New war on restaurant bosses who pocket tips
TOUGH new laws are being demanded to stop restaurant bosses pocketing tips intended for staff.
Campaigners say about 1.6 million hospitality workers are being left out of pocket as up to two-thirds of employers in the sector take a share of customer gratuities.
It comes after we revealed last week that The River Cafe, a London haunt of supermodels Kate Moss and Gigi Hadid, does not share its optional 12.5 per cent service charge with waiters and waitresses – instead it guarantees them the higher rate London Living Wage.
Restaurant owners are banned from keeping cash tips left for waiting staff, but there is nothing
‘Low-paid waiting staff continue to be let down’
to stop them taking a cut when the bill is settled by debit or credit card, which has become increasingly popular as cash use was discouraged in the pandemic.
In 2019, the Government announced plans to introduce an Allocation of Tips Bill to ‘promote fairness for workers by creating legal obligations on employers to pass on all tips to workers in full and, where they distribute tips among workers, to do so on a fair and transparent basis’. But there has been no legislation.
Union chiefs at Unite have written to Business Secretary Kwasi Kwarteng warning that the fall in cash payments and employers ‘interfering’ with tips has created a ‘perfect storm’ that has wiped out recent rises in the Living Wage and Minimum Wage.
Unite national officer for hospitality Dave Turnbull said: ‘Waiting staff, the majority of whom are on the minimum wage, keep being promised jam tomorrow by the Government but in the meantime they continue to be let down by unscrupulous employers.
‘Not only must the Government finally bring forward fair tips legislation, but it must ensure that it is sufficiently robust to prevent it being undermined through loopholes.
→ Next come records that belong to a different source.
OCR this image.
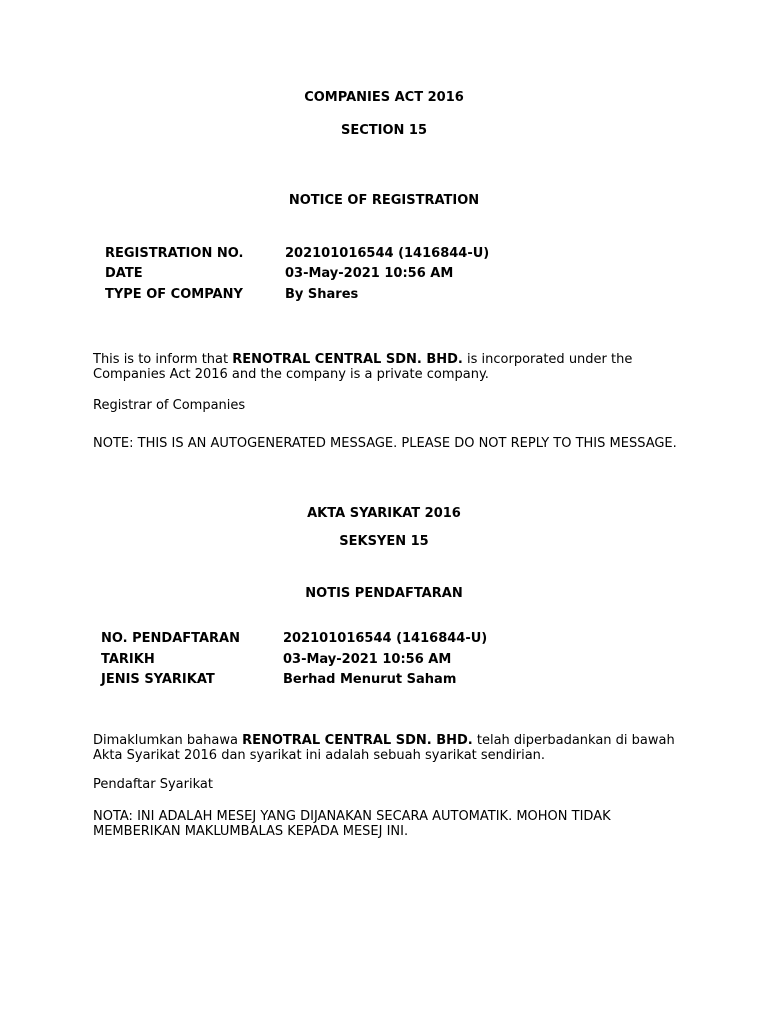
COMPANIES ACT 2016
SECTION 15
NOTICE OF REGISTRATION
REGISTRATION NO.	202101016544 (1416844-U)
DATE	03-May-2021 10:56 AM
TYPE OF COMPANY	By Shares
This is to inform that RENOTRAL CENTRAL SDN. BHD. is incorporated under the Companies Act 2016 and the company is a private company.
Registrar of Companies
NOTE: THIS IS AN AUTOGENERATED MESSAGE. PLEASE DO NOT REPLY TO THIS MESSAGE.
AKTA SYARIKAT 2016
SEKSYEN 15
NOTIS PENDAFTARAN
NO. PENDAFTARAN	202101016544 (1416844-U)
TARIKH	03-May-2021 10:56 AM
JENIS SYARIKAT	Berhad Menurut Saham
Dimaklumkan bahawa RENOTRAL CENTRAL SDN. BHD. telah diperbadankan di bawah Akta Syarikat 2016 dan syarikat ini adalah sebuah syarikat sendirian.
Pendaftar Syarikat
NOTA: INI ADALAH MESEJ YANG DIJANAKAN SECARA AUTOMATIK. MOHON TIDAK MEMBERIKAN MAKLUMBALAS KEPADA MESEJ INI.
Unless action is taken, there will continue to be a recruitment crisis in the sector.’
Pizza Express faced a backlash last month after it was revealed that the chain skimmed off waiters’ tips so it could pay more kitchen workers.
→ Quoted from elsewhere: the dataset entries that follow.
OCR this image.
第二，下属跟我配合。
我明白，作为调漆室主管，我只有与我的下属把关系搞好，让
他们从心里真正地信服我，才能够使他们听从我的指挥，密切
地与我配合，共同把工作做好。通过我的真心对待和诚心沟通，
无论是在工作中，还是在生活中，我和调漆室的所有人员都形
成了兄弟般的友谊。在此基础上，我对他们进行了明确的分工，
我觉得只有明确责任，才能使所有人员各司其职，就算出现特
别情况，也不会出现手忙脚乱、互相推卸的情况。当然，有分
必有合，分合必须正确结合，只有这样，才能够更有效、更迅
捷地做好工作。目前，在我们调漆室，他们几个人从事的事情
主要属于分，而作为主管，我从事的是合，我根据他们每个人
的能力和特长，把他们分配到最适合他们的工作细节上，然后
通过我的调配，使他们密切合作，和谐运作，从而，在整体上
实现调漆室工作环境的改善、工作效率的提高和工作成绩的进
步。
Unite said workers would lose an average of £2,000 a year. A Pizza Express spokesman said the decision was made in February last year and added: ‘The UK went into lockdown in March 2020 and our restaurants closed before this could be implemented. The committee decided instead to implement it from May 17, 2021, as restaurants reopened again.’
Celebrity chef Tom Kitchin, 44, was accused of pocketing thousands of pounds in tips paid via credit cards at his Scran and Scallie restaurant in Edinburgh, earlier this month.